Sardine disappearance was foreseen but ignored


Western Canada's sardine fleet returned with no fish this month. The loss of the fishery, normally worth CAN$32 million (US$30.7 million), took many by surprise. Yet researchers warned last year that it could happen.


There are still sardines off the US Pacific coast. But the vanishing of the Canadian fish is part of a process that could mean they all disappear for decades, says Juan Zwolinski of the University of California at Santa Cruz.


Pacific sardine populations fluctuate with water temperature. Colder water means fewer fish. Temperatures last fell in the 1940s, but heavy fishing continued, devastating the stock and ending fishing until sardines returned when waters warmed in the 1980s.


"We think this is set to happen again," says Zwolinski, who tracked the population over the past century. He found that sardines have reproduced less since waters cooled in the 1990s. Almost all eggs now come from fish born a decade ago, which are nearly gone.

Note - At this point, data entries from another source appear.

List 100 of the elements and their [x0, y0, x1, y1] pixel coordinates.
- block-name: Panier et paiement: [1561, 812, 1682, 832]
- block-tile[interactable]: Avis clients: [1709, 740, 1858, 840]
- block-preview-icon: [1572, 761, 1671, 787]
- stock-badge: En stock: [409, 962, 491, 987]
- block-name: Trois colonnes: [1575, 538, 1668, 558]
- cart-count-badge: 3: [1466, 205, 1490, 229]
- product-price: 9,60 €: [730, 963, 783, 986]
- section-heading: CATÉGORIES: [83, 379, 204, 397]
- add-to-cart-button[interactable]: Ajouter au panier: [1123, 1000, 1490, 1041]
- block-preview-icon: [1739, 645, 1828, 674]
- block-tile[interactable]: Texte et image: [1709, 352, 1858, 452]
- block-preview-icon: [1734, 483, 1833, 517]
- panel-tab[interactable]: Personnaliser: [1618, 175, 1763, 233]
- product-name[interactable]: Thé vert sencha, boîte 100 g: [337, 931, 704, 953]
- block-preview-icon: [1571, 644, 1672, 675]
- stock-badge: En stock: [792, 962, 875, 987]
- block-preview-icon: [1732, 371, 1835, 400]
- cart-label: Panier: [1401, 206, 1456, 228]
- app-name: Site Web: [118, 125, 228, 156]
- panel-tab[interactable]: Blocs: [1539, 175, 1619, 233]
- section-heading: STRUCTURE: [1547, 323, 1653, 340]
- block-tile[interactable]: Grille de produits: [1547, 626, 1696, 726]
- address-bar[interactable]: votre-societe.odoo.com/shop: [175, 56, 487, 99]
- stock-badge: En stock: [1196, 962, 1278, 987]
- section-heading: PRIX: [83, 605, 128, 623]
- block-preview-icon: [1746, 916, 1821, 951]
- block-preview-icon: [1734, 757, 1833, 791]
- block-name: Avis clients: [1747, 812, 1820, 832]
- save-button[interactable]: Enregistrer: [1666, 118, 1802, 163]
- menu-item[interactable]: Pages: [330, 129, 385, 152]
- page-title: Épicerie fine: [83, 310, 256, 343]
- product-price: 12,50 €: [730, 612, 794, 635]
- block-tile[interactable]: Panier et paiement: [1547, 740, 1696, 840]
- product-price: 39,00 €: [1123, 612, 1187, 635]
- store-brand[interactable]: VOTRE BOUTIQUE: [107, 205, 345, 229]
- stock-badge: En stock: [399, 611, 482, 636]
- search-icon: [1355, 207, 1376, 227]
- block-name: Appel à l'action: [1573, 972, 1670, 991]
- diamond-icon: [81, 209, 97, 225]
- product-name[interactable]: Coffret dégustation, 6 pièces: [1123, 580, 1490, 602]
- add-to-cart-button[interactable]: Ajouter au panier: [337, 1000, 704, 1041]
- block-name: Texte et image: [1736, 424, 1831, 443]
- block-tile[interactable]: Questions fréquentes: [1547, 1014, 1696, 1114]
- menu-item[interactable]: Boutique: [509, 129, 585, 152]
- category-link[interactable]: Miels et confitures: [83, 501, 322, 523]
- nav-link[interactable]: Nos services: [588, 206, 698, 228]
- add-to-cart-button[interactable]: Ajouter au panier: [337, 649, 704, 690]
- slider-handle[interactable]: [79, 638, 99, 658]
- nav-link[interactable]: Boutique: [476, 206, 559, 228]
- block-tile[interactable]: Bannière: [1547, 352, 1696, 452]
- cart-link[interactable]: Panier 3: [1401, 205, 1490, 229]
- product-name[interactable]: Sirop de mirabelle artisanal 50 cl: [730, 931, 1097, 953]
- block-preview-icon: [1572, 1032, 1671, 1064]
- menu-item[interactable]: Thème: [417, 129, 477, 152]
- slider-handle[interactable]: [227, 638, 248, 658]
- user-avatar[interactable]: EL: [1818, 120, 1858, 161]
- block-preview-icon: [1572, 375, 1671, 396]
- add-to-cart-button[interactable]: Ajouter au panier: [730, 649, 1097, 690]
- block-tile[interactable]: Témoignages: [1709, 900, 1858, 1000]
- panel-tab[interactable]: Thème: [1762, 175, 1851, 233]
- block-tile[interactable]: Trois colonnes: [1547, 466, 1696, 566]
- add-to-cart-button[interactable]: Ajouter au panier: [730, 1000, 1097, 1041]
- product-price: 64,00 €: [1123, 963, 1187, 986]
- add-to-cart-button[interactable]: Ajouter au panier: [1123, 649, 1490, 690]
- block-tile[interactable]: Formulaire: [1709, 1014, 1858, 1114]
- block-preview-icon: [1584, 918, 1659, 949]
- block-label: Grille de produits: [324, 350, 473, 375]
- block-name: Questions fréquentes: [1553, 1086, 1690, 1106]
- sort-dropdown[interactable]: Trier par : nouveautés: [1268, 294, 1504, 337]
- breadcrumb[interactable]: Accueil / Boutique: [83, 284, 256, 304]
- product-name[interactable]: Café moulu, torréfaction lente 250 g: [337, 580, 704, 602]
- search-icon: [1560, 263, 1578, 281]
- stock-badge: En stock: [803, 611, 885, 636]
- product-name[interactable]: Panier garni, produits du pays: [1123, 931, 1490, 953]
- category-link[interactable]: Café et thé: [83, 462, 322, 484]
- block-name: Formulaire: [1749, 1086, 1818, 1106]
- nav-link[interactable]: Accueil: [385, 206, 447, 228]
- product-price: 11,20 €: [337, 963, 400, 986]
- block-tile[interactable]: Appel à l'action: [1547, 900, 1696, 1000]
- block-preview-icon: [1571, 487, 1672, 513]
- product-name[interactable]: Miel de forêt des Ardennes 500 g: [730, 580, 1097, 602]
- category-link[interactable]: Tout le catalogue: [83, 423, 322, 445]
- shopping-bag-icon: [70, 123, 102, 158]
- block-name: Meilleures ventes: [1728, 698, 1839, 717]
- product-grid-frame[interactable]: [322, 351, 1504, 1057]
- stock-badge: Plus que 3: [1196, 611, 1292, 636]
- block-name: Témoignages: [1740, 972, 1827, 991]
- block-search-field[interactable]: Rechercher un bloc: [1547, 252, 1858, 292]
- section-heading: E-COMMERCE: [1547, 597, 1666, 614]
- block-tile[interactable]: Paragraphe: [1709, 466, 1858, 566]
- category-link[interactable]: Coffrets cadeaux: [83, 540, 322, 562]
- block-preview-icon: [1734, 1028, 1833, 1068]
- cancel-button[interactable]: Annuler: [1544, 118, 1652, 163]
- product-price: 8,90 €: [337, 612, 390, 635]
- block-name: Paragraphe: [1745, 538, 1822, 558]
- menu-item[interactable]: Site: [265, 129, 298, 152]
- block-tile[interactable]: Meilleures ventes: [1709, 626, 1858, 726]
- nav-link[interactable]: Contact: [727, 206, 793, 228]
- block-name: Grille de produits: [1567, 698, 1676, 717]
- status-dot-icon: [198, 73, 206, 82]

What's more, acoustic results show that the fish have become smaller over the past decade, partly because of chillier water. This is a problem: the fattest sardines migrate farthest north, so the shrinking fish could help explain Canada's shortage. Smaller fish also reproduce less.


Flaky fish


Despite all this, Canada has continued to up their quotas.


These natural boom and bust cycles make all sardine fisheries fundamentally unsustainable, says Alec MacCall of the National Oceanic and Atmospheric Administration (NOAA) in La Jolla, California. "There can be periods of decades when no fishing should be allowed since reproduction cannot even replace the parental stock."


Fishermen need to earn a living, however, making it almost impossible to simply turn off a fishery. Instead, the US limits catches to just 15 per cent of the stock, and tries to match the boom and bust by cutting quotas when waters cool.


But although this is better than Canada's approach, Zwolinski fears the US has not cut quotas enough, as managers do not take account of other factors like the breeding condition of adult fish. As a result, even the US's small catches may be too large.


NOAA is holding an urgent meeting this week to review the US 2014 sardine quota.